When President Joe Biden came to Cleveland on Wednesday to tout his success at keeping Americans on the job, it apparently hit home with one prominent Democrat: U.S. Senate candidate Rep. Tim Ryan was too busy to show up for Biden’s speech.
Ryan, who is in a tough race against Republican J.D. Vance, had “a busy campaign schedule with prior commitments,” his spokesperson told Roll Call.
Ryan wasn’t the only one. The Democrats’ candidate for governor of Ohio, Nan Whaley, was also a no-show for Biden’s appearance.
It’s part of a national trend. Last week, Virginia Democratic Rep. Abigail Spanbeger, when asked if she wanted the president to campaign for her in her swing district, told Fox News, “I intend to do the campaigning myself.” And prominent progressive Rep. Alexandria Ocasio-Cortez (D-N.Y.) created headaches for the White House with her recent remarks that if Biden runs for re-election she may not support him.
“We’ll cross that bridge when we get to it,” Ocasio-Cortez said.
Still, Biden is determined to stay on the campaign trail and the head of the Democratic Legislative Campaign told Politico she hopes he will campaign with state legislative candidates in the coming months.
“We have a great relationship with the Biden White House,” said chair Jessica Post. “So we hope that translates into seeing President Biden out campaigning for us, for state legislatures.”
In Pennsylvania, where 54 percent of voters have a negative view of Biden, that may be wishful thinking — even in the blue environs of the Delaware Valley. While gubernatorial candidate Josh Shapiro insists he would welcome the president to join him on the campaign trail, the question is whether other Keystone State Democrats feel the same.
Delaware Valley Journal reached out to seven Democratic candidates for both state House and Senate across the region, asking if they would be willing to appear with Biden. Only one responded.
“With the national attention on this election, I am confident that public officials from both parties will be visiting our area,” Ann Marie Mitchell, Democratic nominee in state Senate District 6 in Bucks County, said in a statement.
She added she hopes that and other efforts by her team will lead to higher voter turnout and engagement in the campaign, but declined to say whether she would appear with Biden if given the chance.
The other six candidates contacted included incumbents like state Sen. Katie Muth (D-Chester/Montgomery) and state Rep. Danielle Friel-Otten (D-HD155), and challengers like Cathy Spahr in House District 160 (Delaware/Chester), and Jill Dennin in Senate District 24 (Montgomery/Bucks/Berks).

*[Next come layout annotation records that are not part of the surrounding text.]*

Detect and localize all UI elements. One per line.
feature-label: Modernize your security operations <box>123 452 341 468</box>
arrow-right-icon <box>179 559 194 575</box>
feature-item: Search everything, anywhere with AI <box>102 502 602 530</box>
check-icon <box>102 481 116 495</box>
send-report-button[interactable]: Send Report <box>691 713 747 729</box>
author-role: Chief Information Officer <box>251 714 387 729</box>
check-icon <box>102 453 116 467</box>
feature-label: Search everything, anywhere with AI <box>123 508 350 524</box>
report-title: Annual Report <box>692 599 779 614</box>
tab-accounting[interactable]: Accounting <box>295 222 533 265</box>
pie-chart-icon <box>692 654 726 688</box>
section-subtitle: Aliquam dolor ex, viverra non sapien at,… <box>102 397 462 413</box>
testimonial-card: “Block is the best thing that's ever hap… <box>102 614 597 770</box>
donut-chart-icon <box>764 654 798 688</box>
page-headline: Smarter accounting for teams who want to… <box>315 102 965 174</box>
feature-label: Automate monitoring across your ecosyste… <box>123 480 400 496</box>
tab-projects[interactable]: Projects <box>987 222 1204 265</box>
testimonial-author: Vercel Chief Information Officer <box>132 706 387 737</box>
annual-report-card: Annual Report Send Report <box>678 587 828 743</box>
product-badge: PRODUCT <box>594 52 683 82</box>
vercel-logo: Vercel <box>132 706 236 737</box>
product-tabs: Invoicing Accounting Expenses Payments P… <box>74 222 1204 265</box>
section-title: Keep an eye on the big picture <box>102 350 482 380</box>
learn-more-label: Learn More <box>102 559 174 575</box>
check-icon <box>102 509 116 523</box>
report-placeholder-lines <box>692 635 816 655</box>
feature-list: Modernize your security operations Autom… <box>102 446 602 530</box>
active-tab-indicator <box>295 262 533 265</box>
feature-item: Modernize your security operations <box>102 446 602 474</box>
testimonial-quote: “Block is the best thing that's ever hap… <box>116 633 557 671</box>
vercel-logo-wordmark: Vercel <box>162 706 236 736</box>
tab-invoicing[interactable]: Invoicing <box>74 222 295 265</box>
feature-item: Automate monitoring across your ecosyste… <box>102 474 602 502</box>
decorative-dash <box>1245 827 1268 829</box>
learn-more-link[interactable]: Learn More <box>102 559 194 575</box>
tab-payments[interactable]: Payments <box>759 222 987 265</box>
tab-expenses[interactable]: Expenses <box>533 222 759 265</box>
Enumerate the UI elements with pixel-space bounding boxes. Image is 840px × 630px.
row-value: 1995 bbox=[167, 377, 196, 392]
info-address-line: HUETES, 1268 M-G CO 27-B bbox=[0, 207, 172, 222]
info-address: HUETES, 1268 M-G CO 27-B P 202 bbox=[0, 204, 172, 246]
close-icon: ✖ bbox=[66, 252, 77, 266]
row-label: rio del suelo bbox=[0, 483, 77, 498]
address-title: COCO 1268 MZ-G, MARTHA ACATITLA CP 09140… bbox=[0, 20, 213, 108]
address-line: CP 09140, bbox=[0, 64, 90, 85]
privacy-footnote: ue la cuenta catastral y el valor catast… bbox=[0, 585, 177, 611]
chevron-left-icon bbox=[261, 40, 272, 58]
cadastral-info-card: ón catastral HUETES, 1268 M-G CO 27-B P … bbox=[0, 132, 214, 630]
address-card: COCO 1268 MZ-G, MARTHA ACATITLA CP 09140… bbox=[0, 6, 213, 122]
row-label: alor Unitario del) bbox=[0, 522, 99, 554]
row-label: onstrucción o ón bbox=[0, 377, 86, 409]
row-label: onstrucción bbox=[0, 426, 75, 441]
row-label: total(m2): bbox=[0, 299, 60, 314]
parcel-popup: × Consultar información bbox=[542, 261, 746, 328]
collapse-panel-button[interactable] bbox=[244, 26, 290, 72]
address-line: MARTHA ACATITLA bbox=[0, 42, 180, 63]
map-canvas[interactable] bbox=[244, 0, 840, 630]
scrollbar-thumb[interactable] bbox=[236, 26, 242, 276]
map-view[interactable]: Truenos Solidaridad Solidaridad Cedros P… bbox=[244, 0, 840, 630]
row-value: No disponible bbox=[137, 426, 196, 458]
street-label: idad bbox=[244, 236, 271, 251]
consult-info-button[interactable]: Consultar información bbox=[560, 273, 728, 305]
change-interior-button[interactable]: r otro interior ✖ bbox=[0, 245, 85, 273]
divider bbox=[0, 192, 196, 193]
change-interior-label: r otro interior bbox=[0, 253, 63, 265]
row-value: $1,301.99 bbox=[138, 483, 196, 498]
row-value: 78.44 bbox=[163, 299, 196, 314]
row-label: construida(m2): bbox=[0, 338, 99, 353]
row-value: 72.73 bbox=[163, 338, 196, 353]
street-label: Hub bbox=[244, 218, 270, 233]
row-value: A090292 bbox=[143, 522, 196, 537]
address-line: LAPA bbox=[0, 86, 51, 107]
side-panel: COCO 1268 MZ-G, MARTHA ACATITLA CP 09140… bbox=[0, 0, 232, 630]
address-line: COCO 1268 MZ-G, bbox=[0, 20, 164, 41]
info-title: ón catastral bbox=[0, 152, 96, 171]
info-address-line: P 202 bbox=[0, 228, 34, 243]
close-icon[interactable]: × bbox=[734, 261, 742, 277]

“When it comes to Democrats in tough elections, I guess Joe Biden doesn’t ‘have a friend in Pennsylvania,'” quipped GOP strategist Charlie O’Neill. “And who can blame them? Running with Joe Biden this election cycle is like starting a baseball game down 10 runs. Nevertheless, Democrats nominated him, and they have to defend his record. So whether they want to or not, all Democrats on the ballot have to contend with Biden’s lack of success.”
Biden convincingly carried the Delaware Valley in 2020 while outperforming down-ballot candidates and winning some of the districts Democrats hope to flip this November.
However, Biden today is more unpopular than he was in 2020. In a new Harvard/Harris poll, 71 percent of Americans said they do not want him to seek a second term. And a new Civiqs poll put Biden’s approval rating nationwide at just 30 percent.
In 2020, Democrats wanted Biden to be more visible and prominent with their slates of candidates. Now, hoping the fight over abortion will boost their chances in November by energizing their base, Democrats, at least in the Delaware Valley, won’t say if they will appear with the president.
Biden has endorsed U.S. Senate candidate Lt. Gov. John Fetterman and pitched his candidacy in Philadelphia to an AFL-CIO convention. Still, Fetterman has not said whether he would welcome a chance to campaign with the president.